No you see, the poors are bad people and deserve to be poor.

OP identified say $2000 in annual luxuries. If they lived a completely ascetic lifestyle free of wants, that would put them 0.4% closer to buying that $500k house on their $40k annual salary.

beezle 4 days ago | parent [-]

Even if it is just 2K (I think closer to 3), that is 5% of their $40K that could go towards food, healthcare and rent (or mortgage).

0cf8612b2e1e 4 days ago | parent | next [-]

So implicit in this is that the poor should have no luxuries at all. Water + a crust of bread. When not working for their betters, can sit in the darkness inside their hovels so as to not be seen.

The median USA income is $40k. Most (not all) people are fully capable of living within their means. They can balance housing+food+medical and even some non essential luxuries. However, they have little slack. A shock to the system (loss of job, car failure, medical problem, or 20% increase in consumer goods within a few months) can force them to make tough choices. Which is where we are now. Basics have gone up, so whatever slack that might have existed has been cut short and people are stressed about how to adapt.

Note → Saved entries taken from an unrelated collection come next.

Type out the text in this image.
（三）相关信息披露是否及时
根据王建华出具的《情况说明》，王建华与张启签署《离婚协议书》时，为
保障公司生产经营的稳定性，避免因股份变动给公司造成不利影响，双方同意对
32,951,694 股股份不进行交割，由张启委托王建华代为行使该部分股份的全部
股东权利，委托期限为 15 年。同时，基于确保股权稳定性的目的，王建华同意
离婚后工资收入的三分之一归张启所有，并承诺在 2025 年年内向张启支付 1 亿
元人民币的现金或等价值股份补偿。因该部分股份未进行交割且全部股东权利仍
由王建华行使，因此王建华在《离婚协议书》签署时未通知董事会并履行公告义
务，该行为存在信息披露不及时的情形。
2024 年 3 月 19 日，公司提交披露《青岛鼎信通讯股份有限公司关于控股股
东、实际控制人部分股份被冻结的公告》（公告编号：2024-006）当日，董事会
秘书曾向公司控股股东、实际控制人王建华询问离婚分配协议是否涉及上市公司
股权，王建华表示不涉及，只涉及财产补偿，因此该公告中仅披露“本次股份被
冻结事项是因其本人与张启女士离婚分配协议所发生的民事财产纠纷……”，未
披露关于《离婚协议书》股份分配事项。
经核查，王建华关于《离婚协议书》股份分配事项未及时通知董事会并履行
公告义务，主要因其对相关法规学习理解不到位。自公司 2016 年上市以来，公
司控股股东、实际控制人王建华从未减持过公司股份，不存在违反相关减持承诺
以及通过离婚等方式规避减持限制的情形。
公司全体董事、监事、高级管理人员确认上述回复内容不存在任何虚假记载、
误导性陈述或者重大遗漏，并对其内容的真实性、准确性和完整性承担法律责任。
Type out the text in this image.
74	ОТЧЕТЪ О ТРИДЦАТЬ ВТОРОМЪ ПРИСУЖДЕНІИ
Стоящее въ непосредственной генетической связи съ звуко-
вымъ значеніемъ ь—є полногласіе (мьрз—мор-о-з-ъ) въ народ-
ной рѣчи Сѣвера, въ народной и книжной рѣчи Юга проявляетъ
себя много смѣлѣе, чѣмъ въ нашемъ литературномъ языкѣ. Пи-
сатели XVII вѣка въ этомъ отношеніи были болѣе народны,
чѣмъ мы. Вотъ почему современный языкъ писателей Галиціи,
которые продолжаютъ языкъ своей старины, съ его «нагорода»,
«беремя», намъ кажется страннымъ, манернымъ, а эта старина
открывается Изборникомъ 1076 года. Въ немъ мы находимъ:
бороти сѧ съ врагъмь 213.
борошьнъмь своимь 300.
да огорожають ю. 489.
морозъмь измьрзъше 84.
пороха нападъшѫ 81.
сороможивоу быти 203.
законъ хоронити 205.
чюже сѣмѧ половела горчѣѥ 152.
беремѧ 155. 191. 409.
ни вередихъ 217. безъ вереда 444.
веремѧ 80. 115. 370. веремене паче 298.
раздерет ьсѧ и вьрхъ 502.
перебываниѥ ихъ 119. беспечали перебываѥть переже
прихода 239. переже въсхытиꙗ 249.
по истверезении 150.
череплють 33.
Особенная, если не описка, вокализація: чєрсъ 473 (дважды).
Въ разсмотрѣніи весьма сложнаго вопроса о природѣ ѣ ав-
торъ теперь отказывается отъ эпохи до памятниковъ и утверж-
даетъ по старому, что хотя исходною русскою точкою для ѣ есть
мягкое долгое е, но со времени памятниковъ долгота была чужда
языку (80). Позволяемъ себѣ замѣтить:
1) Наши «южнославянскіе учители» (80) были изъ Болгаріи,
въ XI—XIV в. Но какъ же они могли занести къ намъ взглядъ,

“Annual income twenty pounds, annual expenditure nineteen nineteen and six, result happiness. Annual income twenty pounds, annual expenditure twenty pounds ought and six, result misery”

_DeadFred_ 2 days ago | parent | prev [-]

I hope people advocating this realize that the lower 50% of Americans are waking up to the fact that their quality of life based on America's PPP is actually the same as third world nations, and the upper levels still want them to 'cut back more'. How long do you think people will go for that?